Jamie grinned at the mission director. “Forests and trees, Dr. Chang. Forests and trees.”
Chuck Jones let his arms float weightlessly up from the lander/ascent vehicle’s instrument panel.
“Orbital insertion,” he said into the headphone clipped to his ear.
“Copy orbital insertion,” came the voice of the mission controller, back at the base.
Turning to his copilot, Kristin Dvorak, Jones grinned and said, “Okay, let’s unload the priest.”
Dvorak was a Czech, so diminutive she barely made the minimums for an astronaut. Like Jones, she was wearing a nanofabric space suit, although neither of them had pulled the inflatable helmets over their heads. Her hair was the color of straw, thickly curled. Jones kept his thinning brown hair trimmed down to a buzz cut.

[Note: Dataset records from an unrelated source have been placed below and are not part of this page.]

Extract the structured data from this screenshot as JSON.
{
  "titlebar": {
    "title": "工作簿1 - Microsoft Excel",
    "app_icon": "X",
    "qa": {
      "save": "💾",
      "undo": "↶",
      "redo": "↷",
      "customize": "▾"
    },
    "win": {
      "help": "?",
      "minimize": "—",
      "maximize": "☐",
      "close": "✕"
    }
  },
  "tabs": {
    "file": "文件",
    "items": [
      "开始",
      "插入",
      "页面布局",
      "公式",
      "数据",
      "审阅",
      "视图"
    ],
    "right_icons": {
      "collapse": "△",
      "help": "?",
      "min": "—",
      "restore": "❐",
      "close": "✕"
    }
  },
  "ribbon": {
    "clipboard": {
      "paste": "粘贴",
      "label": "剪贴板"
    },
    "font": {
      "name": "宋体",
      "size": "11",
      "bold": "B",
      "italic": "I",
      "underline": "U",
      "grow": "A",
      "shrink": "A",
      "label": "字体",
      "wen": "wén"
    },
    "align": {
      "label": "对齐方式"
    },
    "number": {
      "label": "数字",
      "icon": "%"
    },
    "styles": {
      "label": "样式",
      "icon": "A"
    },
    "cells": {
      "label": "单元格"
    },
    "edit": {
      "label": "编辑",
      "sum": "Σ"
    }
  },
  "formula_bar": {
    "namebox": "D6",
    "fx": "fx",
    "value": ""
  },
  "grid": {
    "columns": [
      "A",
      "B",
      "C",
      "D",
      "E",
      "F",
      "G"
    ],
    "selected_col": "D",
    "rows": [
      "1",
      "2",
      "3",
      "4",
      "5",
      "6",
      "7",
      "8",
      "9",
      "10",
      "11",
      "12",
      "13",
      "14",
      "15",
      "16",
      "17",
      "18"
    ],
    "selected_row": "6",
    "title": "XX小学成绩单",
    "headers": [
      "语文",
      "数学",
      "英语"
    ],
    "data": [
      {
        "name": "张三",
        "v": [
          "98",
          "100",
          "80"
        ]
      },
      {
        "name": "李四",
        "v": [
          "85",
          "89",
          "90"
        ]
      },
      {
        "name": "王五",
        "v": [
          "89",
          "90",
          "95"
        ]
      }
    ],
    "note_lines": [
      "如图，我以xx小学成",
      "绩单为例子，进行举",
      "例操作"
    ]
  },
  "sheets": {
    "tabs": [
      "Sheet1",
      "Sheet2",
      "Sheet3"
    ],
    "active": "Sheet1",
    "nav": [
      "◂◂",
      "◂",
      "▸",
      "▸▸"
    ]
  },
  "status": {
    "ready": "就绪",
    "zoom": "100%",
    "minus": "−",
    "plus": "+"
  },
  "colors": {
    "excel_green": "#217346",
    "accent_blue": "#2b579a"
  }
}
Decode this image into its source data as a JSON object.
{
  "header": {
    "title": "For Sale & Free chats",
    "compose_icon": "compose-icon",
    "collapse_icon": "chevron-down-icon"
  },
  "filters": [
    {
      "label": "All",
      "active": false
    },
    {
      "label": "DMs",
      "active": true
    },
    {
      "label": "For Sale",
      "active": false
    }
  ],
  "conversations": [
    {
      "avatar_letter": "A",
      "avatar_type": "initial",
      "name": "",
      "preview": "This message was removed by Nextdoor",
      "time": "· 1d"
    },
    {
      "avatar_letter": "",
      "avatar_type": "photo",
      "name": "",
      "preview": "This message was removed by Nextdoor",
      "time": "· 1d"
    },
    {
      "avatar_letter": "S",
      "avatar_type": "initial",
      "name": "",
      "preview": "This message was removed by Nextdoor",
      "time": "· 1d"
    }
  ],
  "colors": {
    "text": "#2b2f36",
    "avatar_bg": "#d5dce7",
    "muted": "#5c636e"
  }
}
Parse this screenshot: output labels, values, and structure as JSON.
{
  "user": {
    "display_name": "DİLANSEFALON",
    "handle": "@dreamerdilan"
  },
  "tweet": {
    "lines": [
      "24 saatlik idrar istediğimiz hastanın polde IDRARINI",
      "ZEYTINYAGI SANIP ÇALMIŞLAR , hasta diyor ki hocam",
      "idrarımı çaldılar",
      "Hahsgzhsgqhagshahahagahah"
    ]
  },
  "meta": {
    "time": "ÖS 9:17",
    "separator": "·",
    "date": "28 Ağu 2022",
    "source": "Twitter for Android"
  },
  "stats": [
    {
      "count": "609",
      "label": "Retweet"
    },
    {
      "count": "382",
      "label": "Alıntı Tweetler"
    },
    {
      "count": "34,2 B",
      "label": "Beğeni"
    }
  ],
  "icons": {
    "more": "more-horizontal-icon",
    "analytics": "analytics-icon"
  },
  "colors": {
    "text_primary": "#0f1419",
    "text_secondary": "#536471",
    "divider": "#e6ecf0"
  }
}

She slid out of the copilot’s seat and floated toward the cockpit’s hatch. Jones went after her.
“Never thought I’d preside at a funeral,” he said as she slipped through the open hatch that led into the L/AV’s cargo bay.
“This is not a funeral,” Dvorak said, in heavily accented English. “We are merely placing his body in cold storage until the next flight from Earth arrives to take him home.”
The cargo bay was empty except for a solitary cylinder, ordinarily used to hold supplies.
Jones was almost too big to meet the specifications for an astronaut. He always thought about one of the first Americans to go into space, Scott Carpenter: when informed that the height limit for astronauts was six feet, he wrote in his application form that he was five feet, thirteen inches tall. And he got away with it.
As they unhitched the cylinder from the straps holding it to the deck and floated it into the airlock, Jones mused, “You know, maybe when I die I’ll have my body sent into space.”
“Not buried?” Dvorak asked.
“Nah. Why stick yourself into the ground when you can go floating out to the stars?”
“Recycling,” she said.
He shook his head. “I think I’d rather go into space.”
Dvorak smiled slightly. “It makes no difference, really. Once you are dead, nothing matters.”
As he swung the airlock hatch shut, Jones admitted, “Maybe so. But still…”
Once they sealed the inner hatch shut, Dvorak asked, “Will you return to Earth on the next resupply flight?”
Jones said, “No. I’ll wait it out.”
“We will all have to go back sooner or later.”
“I guess so.”
“I have applied for a job with Masterson Aerospace. At Selene.”
“You want to live on the Moon?”
“Why not? It would be more interesting. Not so many jobs for astronauts on Earth.”
“I’ll go back to Florida,” Jones said. “After a year on Mars, I want some sun and swimming.”
“More jobs at Selene,” Dvorak insisted.
“More women in Florida,” said Jones, with a leer. “In bikinis.”
She smiled back at him. “Higher ratio of men to women at Selene. Intelligent men, scientists and engineers.”
Laughing, they went back to the cockpit and launched the mortal remains of Dr. Fulvio A. DiNardo, S.J., into orbit around Mars.